To put it lightly, wine hangovers are the worst thing ever. After polishing off a bottle of your favorite red, the next morning is a foggy haze of nausea, a headache that may or may not split your forehead open, and an unshakable feeling that your neighbor has been playing "Call Me Maybe" on repeat all night just to torture you.
Instead of giving up your favorite Pinot Noir, the scientists at the University of Illinois are here to help. They've created a modified yeast that could actually reduce the elements in wine that cause a hangover.

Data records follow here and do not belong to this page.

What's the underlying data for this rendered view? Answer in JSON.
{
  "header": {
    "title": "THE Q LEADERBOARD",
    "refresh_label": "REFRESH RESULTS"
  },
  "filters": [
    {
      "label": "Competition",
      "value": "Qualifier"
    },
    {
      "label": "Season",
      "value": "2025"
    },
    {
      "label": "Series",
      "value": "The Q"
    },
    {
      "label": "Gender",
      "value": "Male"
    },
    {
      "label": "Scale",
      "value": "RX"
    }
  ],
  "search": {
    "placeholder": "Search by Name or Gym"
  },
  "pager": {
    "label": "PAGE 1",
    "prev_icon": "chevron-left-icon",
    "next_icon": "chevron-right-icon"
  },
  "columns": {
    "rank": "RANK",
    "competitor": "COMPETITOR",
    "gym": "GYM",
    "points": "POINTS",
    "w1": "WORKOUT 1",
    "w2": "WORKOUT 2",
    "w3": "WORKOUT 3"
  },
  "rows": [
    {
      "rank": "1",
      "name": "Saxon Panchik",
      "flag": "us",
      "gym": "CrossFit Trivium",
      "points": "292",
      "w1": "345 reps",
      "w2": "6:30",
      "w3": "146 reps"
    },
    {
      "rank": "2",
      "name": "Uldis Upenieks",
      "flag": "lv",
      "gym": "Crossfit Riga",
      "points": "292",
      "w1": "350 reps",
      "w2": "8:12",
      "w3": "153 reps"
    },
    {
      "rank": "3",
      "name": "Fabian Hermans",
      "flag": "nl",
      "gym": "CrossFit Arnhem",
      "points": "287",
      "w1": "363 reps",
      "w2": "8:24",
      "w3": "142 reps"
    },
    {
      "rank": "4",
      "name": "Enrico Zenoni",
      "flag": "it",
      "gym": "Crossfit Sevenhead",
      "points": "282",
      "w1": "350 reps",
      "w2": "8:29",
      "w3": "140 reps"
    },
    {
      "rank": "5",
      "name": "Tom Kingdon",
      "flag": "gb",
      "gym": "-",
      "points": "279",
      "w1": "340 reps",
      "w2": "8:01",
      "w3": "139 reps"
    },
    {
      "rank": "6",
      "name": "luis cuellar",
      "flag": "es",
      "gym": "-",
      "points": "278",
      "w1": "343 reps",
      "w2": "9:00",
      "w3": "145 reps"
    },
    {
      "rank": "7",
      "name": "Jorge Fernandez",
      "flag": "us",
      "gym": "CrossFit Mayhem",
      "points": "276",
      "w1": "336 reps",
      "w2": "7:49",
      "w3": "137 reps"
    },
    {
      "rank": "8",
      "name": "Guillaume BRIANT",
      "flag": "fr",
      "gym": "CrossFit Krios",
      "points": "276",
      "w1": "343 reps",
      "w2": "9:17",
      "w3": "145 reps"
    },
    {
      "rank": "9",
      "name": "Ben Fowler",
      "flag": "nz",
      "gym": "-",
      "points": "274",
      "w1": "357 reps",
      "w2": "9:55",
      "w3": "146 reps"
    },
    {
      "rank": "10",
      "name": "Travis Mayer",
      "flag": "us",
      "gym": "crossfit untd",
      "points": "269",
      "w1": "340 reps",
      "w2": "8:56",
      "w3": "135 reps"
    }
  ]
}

Yong-Su Jin, an associate professor of microbial genomics at the university, and his team, developed a way to engineer Saccharomyces cerevisiae, a species of yeast often used to ferment beer and wine.
"Wine, for instance, contains the healthful component resveratrol," Jin said in a release. "With engineered yeast, we could increase the amount of resveratrol in a variety of wine by 10 times or more."
Using an enzyme that acts as a "genome knife," capable of cutting across multiple copies of genes to create mutations, it is also possible to add ginseng, say, or other beneficial components to the wine yeast, Jin said.
"Scientists need to create designed mutations to determine the function of specific genes," said Jin. "Say we have a yeast that produces a wine with great flavor and we want to know why. We delete one gene, then another, until the distinctive flavor is gone, and we know we've isolated the gene responsible for that characteristic."
Now if someone could just get to work on making a hangover-free dirty martini.